Althusser, Louis. "The ' Piccolo Teatro': Bretolazzi and Brecht. Notes on a Materialist Theatre." A Practical Reader in Contemporary Literary Theory. Ed. Peter Brooks and Peter Widdowson. New York: Prentice   Hall, pp.369-75.

 Althusser pointed out the essential component of the materialist theatre-- the latent asymmetrical critical
 structure." With applications of Brecht and Bertolazzi's plays, he also discusses the "alienated effect" and the
 production of a new consciousness in the spectator.

 Leading Questions

 1. What is the "latent asymmetrical critical structure" within Brecht's plays or the materialist theatre?
 2. Is the asymmetrical decentered structure intrinsic to the materialist theatre? (369).
 3. What's Marxist fundamental principle toward the dialectic of consciousness? (370)
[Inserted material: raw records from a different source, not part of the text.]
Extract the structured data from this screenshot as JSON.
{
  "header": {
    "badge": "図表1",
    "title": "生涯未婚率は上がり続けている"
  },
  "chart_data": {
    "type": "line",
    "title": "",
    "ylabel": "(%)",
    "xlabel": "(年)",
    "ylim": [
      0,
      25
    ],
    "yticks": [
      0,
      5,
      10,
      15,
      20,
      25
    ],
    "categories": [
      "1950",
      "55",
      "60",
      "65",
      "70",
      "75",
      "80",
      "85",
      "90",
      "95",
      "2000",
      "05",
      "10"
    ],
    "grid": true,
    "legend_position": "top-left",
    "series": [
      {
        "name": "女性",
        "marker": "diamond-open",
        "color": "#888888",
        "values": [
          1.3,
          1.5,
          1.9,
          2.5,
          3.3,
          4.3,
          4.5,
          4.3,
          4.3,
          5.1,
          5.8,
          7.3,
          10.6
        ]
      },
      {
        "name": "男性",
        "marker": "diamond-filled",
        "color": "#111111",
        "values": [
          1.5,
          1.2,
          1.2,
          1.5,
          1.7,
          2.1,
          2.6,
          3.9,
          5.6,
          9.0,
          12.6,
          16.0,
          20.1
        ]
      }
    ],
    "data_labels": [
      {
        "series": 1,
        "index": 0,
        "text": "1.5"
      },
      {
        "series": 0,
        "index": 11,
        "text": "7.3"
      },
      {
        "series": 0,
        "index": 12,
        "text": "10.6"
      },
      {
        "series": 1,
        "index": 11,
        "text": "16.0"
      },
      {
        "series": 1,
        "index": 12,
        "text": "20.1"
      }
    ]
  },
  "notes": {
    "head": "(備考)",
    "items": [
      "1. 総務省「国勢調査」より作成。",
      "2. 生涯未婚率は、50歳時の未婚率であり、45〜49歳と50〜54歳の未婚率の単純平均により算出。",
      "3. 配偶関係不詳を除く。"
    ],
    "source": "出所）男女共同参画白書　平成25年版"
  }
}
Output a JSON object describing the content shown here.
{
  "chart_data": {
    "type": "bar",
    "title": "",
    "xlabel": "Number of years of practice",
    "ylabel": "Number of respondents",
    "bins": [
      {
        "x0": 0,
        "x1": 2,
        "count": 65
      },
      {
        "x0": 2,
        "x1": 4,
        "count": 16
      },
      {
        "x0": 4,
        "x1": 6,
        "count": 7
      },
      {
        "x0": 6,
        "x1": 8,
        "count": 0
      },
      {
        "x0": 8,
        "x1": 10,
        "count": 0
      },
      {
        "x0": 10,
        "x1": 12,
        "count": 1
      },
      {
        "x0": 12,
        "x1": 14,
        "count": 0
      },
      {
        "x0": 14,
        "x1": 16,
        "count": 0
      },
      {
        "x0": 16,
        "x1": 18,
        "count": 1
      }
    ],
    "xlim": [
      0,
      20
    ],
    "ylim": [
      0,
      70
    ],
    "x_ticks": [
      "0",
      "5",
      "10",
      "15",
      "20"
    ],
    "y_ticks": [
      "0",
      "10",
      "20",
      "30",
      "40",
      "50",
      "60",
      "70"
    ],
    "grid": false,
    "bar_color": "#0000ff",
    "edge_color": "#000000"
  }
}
 4. Is there any contradictory existing within Althusser's understanding of Brecht or materialist theatre?
 Outline
 I. The dynamic of the latent structure within the materialist thestre is "the basic critique of the illusion of
 consciousness and false dialectic"(369).
 A. The silent confrontation of a consciousness with an "undialectical" reality presents the true critique of the
 illusions of consciousness. (369).
 B. "There is no dialectic of consciousness which could reach the reality itself by its own contradictions but by the radical discovery of what is other than itself" (370).
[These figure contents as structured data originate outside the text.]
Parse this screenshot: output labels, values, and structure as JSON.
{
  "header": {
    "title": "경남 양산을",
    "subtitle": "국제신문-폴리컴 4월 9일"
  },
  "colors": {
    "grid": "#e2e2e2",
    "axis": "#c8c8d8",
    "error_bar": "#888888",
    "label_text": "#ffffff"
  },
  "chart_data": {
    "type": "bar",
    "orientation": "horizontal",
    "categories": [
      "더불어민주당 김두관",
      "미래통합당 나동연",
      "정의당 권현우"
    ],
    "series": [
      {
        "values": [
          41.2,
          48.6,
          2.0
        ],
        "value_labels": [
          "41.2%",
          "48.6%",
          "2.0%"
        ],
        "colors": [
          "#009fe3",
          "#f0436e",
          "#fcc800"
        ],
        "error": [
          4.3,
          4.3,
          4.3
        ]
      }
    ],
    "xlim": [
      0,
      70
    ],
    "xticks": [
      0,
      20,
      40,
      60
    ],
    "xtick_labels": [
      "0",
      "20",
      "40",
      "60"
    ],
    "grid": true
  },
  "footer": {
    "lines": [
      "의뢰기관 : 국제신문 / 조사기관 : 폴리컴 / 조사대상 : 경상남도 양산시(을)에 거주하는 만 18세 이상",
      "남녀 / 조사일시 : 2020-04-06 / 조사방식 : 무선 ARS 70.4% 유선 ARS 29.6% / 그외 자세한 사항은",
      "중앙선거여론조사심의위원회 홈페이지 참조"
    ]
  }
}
 IV. The dynamic of the play's latent structure exists on the dynamic relation between "consciousness of self and
 the real conditions of their existence" (371).
 A. "The disappearance of hero, the object of identification, has been seen as the very precondition of the alienation -effect" (272).
 B. "The distance between the spectator and the play should be produced with the play itself"(272)
 V. The spectator's consciousness within the relation between the spectator and the performance: two classical
 model of the spectatorial consciousness. (373).
 A. The first model is the spectator's consciousness of the self. (373).
 B. The second model is the identification model, the psychoanalytic concept (373-4).
 VI. In the theatrical world, the ideology is the essential place of a competition and a struggle where gather and
 echo humanity's political and social struggles.(374)
 A "The self-recognition presupposes as its principle an essential identity which uniting the spectator
 and actors assembled in the same place…"(374).
 B. "The play is the spectator's consciousness: the development, the production of a new consciousness in the spectator." (375).